Across the Capitol, powerful Appropriations Committee Chairwoman Barbara Mikulski (D-Md.) also predicted the Senate would pass the House’s Syria measure, though some of her Democratic colleagues raised objections.
Sen. Joe Manchin (D-W.Va.), who said he would vote against the Syria measure, noted that billions of dollars spent training the Iraqi army did little to halt ISIS’s advance through northern Iraq. And Senate Majority Whip Dick Durbin (D-Ill.), the No. 2 Democrat in leadership and a close Obama ally, was seeking to amend the House resolution.
“It’s not written as clearly as it should be. We’re talking about going into Syria at this point, which is a dog’s breakfast of violence and terrorism,” said Durbin, the chairman of the Senate Appropriations’ Defense Subcommittee.

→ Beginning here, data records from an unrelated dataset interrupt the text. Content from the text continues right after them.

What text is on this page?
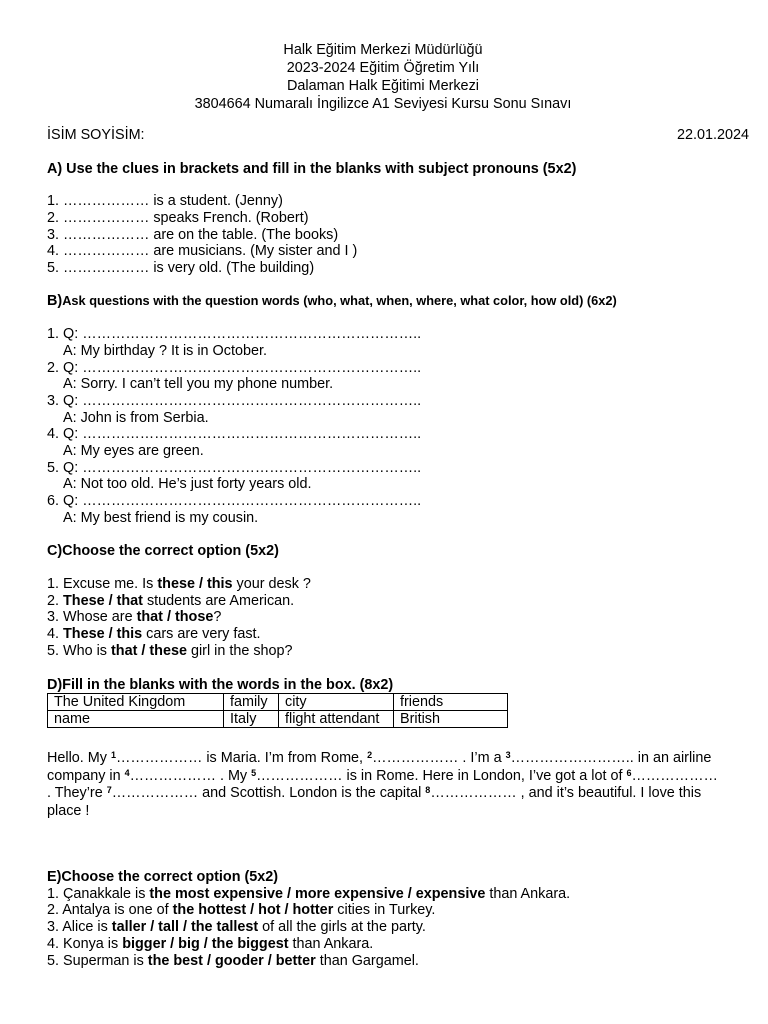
Halk Eğitim Merkezi Müdürlüğü
2023-2024 Eğitim Öğretim Yılı
Dalaman Halk Eğitimi Merkezi
3804664 Numaralı İngilizce A1 Seviyesi Kursu Sonu Sınavı
İSİM SOYİSİM:	22.01.2024
A) Use the clues in brackets and fill in the blanks with subject pronouns (5x2)
1. ……………… is a student. (Jenny)
2. ……………… speaks French. (Robert)
3. ……………… are on the table. (The books)
4. ……………… are musicians. (My sister and I )
5. ……………… is very old. (The building)
B)Ask questions with the question words (who, what, when, where, what color, how old) (6x2)
1. Q: ……………………………………………………………..
A: My birthday ? It is in October.
2. Q: ……………………………………………………………..
A: Sorry. I can’t tell you my phone number.
3. Q: ……………………………………………………………..
A: John is from Serbia.
4. Q: ……………………………………………………………..
A: My eyes are green.
5. Q: ……………………………………………………………..
A: Not too old. He’s just forty years old.
6. Q: ……………………………………………………………..
A: My best friend is my cousin.
C)Choose the correct option (5x2)
1. Excuse me. Is these / this your desk ?
2. These / that students are American.
3. Whose are that / those?
4. These / this cars are very fast.
5. Who is that / these girl in the shop?
D)Fill in the blanks with the words in the box. (8x2)
The United Kingdom	family	city	friends
name	Italy	flight attendant	British
Hello. My $^1$……………… is Maria. I’m from Rome, $^2$……………… . I’m a $^3$…………………….. in an airline company in $^4$……………… . My $^5$……………… is in Rome. Here in London, I’ve got a lot of $^6$……………… . They’re $^7$……………… and Scottish. London is the capital $^8$……………… , and it’s beautiful. I love this place !
E)Choose the correct option (5x2)
1. Çanakkale is the most expensive / more expensive / expensive than Ankara.
2. Antalya is one of the hottest / hot / hotter cities in Turkey.
3. Alice is taller / tall / the tallest of all the girls at the party.
4. Konya is bigger / big / the biggest than Ankara.
5. Superman is the best / gooder / better than Gargamel.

Yet even opponents of the Syria amendment conceded that Congress, facing the looming midterms, would very likely pass the measure by week’s end.
“I know I can’t vote for it,” Rangel said. “[But] I think it’ll pass because … I really think that members are more anxious to go home and to get reelected than they are with the constitutional question we’re faced with.”